I realize an infinite set of Aleph-one cardinality is also known as uncountably infinite, but if you had a countably infinite set of counters to collectively assign to the task, could it be achieved? Would starting from the set for which its the powerset of help? Could I use the proof below on infinity ink at: http://www.ii.com/math/ch/#expCH

The set of reals between 0 and 1 can be represented by the set of all countably infinite sequences of 0's and 1's . Think of these as representing binary "decimals" between .000000… and .111111… . In this representation .1=1/2, .01=1/4, .11=3/4, etc.

The power set of the natural numbers, P(N), can also be represented by the set of all countably infinite sequences of 0's and 1's. Each sequence represents a subset of N by interpreting a 0 in position n to mean that the number n is not in the subset and a 1 in position n to mean the number n is in the subset. This way of specifying a set is called the "characteristic function" of the set.

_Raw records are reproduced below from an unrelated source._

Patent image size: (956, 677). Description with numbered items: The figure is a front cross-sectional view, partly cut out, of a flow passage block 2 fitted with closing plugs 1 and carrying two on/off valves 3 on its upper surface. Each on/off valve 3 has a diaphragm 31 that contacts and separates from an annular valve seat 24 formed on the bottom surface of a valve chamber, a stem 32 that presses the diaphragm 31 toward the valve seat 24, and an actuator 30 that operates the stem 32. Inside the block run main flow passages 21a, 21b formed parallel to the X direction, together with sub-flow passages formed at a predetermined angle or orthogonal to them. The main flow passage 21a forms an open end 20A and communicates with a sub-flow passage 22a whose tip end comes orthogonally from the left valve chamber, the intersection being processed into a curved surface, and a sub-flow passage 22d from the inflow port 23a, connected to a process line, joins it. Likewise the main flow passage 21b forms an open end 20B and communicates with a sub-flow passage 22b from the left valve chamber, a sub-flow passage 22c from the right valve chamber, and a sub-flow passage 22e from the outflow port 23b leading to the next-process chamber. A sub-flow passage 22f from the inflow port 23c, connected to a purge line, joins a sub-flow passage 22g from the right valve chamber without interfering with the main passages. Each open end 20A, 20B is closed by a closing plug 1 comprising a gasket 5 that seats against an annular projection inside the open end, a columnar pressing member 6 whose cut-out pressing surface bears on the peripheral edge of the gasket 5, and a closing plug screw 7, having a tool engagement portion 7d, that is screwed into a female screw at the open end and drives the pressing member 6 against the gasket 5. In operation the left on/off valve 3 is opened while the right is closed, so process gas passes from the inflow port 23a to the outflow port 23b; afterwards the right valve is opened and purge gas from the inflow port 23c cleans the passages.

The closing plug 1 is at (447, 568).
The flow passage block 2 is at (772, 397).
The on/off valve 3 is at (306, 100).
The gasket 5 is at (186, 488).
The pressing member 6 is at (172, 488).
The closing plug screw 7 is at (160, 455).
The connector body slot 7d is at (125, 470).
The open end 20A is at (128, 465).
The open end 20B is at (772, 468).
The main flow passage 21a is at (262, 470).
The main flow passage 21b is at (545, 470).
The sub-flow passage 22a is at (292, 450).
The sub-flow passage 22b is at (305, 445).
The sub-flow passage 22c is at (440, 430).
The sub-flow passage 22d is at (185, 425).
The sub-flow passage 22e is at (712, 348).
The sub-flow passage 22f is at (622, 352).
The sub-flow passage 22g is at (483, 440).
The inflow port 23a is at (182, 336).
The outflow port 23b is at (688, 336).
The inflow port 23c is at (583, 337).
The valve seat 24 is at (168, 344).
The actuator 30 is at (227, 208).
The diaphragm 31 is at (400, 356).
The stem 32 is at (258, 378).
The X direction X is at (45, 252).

One way to represent all countably infinite sequences of 0's and 1's is to use Cartesian product notation:

{0, 1} x {0, 1} x {0, 1} x … = {0, 1}^aleph0
Since in set theory {0, 1} = 2, we can also write this as:
2^aleph0

thanks in advance!

Best Answer

First of all, $2^{\aleph_0} = \mathfrak{c}$, the cardinality of the continuum. Now $\aleph_1 = \mathfrak{c}$ is exactly the Continuum Hypothesis.
Second, if by "an infinity of counters" you allow a non countable infinity, then yes :)
As for the question itself, since you are considering counters, and they can change their state at most a countable amount of times, then they won't be able to count to $\mathfrak{c}$.
Suppose they could, then we would have a uncountable amount of states our counters covered, which means at each step at least one of the counters changed its state, then by the Pigeon Hole Principle, since we have a countable set of counters and an uncountable amount of changes, so at least one of the counters must have chaged its state an uncountable amount of times. A contradiction.